Moreover, our CCN can adjust the degeneration rate29. Although the optimal degeneration rate of an artificial nerve conduit is not yet fully understood55, the time required for nerve regeneration depends on the location and length of the nerve defect56. Controlling the deacetylation of chitosan, concentration of the chitosan solution, and size of the CCN would allow the CCN degeneration rate to be adjusted for each case29. In this study, we grafted CCN into rat models of sciatic nerve defects, and at 3 months postoperatively, the residual chitosan layer was still observed outside the regenerated nerve fibers in all CCN+ and CCN− samples. The CCN+ group showed superior histological and functional recovery to the silicone+ group, supporting that SC-encapsulated CCNs could be a feasible hybrid nerve conduit. Meanwhile, nerve regeneration was not significantly different between the CCN− and silicone+ groups. This result implies the need for cell encapsulation for CCN, although various cells aside from SC should be assessed and compared. Therefore, further investigation is warranted to elucidate the optimal cells for transplantation and the effectiveness of CCN itself.
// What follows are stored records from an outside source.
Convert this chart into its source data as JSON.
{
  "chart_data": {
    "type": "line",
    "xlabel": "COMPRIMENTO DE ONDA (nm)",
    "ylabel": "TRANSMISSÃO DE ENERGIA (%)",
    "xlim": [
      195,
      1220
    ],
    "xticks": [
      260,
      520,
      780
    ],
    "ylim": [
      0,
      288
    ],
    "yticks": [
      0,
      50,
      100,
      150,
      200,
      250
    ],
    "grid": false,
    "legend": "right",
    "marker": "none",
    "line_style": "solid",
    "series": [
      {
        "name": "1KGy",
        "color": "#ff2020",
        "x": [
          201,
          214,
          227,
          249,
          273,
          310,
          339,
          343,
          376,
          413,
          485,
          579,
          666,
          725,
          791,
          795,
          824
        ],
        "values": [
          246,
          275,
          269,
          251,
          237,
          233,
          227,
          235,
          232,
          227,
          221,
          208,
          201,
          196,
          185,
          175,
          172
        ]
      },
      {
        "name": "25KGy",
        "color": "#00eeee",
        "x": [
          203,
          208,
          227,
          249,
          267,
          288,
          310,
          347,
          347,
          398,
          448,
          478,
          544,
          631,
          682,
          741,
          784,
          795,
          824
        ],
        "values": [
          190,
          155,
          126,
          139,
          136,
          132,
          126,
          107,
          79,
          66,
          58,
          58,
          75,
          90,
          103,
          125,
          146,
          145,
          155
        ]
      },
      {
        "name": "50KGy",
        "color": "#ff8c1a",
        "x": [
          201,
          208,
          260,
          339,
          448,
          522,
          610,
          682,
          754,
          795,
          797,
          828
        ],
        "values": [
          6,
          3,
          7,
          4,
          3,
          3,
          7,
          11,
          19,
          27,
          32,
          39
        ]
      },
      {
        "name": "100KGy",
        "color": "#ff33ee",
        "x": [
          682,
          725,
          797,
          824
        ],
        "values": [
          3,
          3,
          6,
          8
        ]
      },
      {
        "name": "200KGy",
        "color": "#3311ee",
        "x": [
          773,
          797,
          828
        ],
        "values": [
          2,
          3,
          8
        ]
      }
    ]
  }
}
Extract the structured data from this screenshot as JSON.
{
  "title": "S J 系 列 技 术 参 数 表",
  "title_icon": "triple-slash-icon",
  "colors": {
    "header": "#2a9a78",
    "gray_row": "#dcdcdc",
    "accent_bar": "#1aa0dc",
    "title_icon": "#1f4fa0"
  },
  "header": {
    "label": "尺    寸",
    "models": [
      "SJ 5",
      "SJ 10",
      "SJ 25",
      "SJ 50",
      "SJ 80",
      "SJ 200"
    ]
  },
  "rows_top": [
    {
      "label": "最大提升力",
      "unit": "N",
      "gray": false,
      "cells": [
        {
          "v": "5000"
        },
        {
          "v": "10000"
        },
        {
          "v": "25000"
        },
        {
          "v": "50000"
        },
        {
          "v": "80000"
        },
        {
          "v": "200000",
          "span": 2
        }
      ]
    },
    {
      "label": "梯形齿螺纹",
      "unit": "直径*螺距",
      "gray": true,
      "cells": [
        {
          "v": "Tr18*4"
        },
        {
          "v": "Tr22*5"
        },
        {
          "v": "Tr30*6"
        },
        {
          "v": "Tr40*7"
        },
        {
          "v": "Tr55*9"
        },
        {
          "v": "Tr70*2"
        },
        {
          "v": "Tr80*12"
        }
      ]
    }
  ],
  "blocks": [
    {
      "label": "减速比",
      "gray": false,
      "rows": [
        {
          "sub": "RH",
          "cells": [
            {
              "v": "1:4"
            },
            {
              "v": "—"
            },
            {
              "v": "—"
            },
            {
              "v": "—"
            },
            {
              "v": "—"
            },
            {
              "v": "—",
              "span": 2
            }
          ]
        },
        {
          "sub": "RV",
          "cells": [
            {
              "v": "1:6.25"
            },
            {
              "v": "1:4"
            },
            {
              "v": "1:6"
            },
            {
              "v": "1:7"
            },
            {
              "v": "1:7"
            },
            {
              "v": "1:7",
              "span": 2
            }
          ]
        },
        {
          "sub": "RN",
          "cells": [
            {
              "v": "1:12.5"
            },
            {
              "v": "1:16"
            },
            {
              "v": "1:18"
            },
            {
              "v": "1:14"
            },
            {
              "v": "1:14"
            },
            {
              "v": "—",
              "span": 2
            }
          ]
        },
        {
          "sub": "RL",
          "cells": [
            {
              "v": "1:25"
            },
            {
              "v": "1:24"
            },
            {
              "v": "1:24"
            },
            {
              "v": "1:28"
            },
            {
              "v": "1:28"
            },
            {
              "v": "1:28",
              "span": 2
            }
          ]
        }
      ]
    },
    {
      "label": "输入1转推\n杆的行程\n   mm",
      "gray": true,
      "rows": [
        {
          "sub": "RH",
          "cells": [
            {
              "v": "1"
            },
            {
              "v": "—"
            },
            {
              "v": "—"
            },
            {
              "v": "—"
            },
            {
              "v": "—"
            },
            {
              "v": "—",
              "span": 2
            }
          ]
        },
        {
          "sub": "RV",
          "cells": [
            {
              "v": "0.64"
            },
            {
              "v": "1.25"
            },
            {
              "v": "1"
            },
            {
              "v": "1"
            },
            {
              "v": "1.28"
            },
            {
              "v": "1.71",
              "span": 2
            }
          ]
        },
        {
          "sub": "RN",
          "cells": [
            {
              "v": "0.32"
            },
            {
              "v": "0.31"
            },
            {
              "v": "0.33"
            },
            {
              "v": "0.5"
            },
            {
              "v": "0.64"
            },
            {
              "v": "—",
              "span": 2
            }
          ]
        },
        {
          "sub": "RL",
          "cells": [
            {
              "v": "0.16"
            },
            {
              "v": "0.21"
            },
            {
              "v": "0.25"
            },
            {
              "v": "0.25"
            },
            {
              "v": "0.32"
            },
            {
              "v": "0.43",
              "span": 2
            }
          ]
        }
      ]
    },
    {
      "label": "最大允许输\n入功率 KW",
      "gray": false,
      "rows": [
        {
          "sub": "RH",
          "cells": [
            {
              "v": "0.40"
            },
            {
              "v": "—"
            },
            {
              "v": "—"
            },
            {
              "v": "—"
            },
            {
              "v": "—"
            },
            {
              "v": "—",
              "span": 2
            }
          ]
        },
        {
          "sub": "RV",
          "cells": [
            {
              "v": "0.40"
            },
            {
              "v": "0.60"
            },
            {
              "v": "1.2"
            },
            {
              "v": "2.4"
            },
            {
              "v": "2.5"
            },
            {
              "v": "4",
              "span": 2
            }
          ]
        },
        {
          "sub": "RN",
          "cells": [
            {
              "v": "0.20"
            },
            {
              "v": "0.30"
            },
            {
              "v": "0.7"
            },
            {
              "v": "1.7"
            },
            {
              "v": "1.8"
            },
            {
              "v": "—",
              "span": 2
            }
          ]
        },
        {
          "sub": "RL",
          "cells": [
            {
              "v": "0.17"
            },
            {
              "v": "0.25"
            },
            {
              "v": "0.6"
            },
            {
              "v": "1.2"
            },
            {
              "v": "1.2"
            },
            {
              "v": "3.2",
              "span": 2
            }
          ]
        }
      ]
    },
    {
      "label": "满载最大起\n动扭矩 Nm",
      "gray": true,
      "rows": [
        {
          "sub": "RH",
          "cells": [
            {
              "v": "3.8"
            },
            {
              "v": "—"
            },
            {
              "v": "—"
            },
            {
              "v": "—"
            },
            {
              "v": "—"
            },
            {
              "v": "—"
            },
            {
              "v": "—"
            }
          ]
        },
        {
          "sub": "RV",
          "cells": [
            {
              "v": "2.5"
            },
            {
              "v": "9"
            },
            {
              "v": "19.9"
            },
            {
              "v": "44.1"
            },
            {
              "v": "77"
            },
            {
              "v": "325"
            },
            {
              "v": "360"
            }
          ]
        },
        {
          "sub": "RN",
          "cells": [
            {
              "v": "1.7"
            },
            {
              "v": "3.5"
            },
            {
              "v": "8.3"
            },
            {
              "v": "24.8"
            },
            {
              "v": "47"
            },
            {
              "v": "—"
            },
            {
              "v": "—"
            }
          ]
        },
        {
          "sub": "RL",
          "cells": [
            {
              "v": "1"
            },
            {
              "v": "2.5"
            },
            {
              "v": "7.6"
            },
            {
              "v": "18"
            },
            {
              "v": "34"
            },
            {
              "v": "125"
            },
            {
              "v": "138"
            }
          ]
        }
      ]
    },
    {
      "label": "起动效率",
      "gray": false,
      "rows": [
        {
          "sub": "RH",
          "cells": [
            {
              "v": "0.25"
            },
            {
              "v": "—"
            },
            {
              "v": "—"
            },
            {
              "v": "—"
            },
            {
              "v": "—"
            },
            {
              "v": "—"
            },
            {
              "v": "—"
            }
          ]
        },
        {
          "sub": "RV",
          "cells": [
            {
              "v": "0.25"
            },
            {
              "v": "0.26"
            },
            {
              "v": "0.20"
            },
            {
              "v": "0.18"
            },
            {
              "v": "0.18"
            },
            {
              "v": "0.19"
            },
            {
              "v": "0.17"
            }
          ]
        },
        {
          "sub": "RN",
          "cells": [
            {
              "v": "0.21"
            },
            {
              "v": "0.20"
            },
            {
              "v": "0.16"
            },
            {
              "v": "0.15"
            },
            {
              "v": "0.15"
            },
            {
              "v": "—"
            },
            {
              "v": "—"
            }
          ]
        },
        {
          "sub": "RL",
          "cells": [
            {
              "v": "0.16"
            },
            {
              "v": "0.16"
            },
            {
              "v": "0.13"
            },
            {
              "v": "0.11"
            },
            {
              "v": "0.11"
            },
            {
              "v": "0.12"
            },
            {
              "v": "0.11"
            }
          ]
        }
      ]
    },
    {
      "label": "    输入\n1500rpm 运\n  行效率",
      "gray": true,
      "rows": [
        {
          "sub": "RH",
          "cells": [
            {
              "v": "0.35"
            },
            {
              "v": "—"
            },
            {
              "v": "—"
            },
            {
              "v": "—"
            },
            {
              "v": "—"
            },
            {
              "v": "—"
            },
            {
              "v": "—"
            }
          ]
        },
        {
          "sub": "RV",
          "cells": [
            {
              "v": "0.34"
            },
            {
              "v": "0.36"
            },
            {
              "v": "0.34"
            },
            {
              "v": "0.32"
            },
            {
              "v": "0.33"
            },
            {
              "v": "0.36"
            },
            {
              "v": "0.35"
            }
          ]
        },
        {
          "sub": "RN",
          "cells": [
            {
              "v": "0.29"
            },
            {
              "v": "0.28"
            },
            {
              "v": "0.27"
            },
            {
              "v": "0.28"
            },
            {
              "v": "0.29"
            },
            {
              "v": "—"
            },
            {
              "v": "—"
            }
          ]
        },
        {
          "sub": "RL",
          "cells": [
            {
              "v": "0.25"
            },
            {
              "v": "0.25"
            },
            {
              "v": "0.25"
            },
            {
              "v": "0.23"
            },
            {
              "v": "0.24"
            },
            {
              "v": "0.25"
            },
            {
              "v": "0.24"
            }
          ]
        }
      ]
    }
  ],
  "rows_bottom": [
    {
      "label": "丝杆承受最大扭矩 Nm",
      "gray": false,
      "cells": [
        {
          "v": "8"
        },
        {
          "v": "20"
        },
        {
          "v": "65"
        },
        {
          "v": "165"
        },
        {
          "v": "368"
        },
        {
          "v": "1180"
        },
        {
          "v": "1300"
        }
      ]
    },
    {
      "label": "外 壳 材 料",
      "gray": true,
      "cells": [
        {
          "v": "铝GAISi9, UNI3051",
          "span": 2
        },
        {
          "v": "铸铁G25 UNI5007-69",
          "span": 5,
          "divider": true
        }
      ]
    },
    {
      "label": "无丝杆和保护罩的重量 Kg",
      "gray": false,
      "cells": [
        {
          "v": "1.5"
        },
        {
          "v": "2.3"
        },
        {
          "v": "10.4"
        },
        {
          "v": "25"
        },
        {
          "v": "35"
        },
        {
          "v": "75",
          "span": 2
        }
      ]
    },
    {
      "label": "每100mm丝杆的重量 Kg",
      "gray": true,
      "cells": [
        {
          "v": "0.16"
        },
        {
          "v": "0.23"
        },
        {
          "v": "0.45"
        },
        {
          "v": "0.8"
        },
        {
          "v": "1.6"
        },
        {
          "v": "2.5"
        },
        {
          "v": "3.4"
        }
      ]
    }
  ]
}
This study has some limitations. First, the sample size was small for complete histological analyses. Second, histological assessment was evaluated only on axial sections at the center of the nerve bridged site similarly to the past studies14,26,27,46,57,58. Assessment of axial sections in the different levels (proximal and distal) or sagittal sections would be more valuable, though we simplified the section site for mitigating technical errors and standardizing sample quality. Moreover, this study did not totally confirm SC infection with ffLuc, which could be tracked after transplantation using IVIS. Therefore, there is a possibility that some SCs that were not infected with ffLuc survived longer than 4 weeks after transplantation, and the exact duration by which SC-encapsulated CCNs survived in vivo remains unclear. Finally, we used the outbred SD rats for transplantation in this study because of their accessibility and cost. Past studies have shown that the majority of SCs transplanted in SD rats remained viable for a few weeks45, and even allogeneic SC transplantation promoted peripheral nerve regeneration59. However, the possibility of an existing immune reaction that prevents survival and proliferation of the transplanted SCs could not be ruled out. If Lewis rats were used instead of SD rats or immunosuppressants were administered, the transplanted cells could survive longer, and their effectiveness might be increased60,61.

In conclusion, transplantation of SC-encapsulated CCNs improved histological and motor functional recovery in a rat sciatic nerve defect model. SC-encapsulated CCNs exert a synergistic effect on peripheral nerve regeneration, especially on axonal regrowth and remyelination of host SCs. In the early phase after transplantation, SCs encapsulated in the inner layer of CCN have a positive impact on functional recovery. Therefore, using SC-encapsulated CCNs may be a promising approach for massive peripheral nerve defects.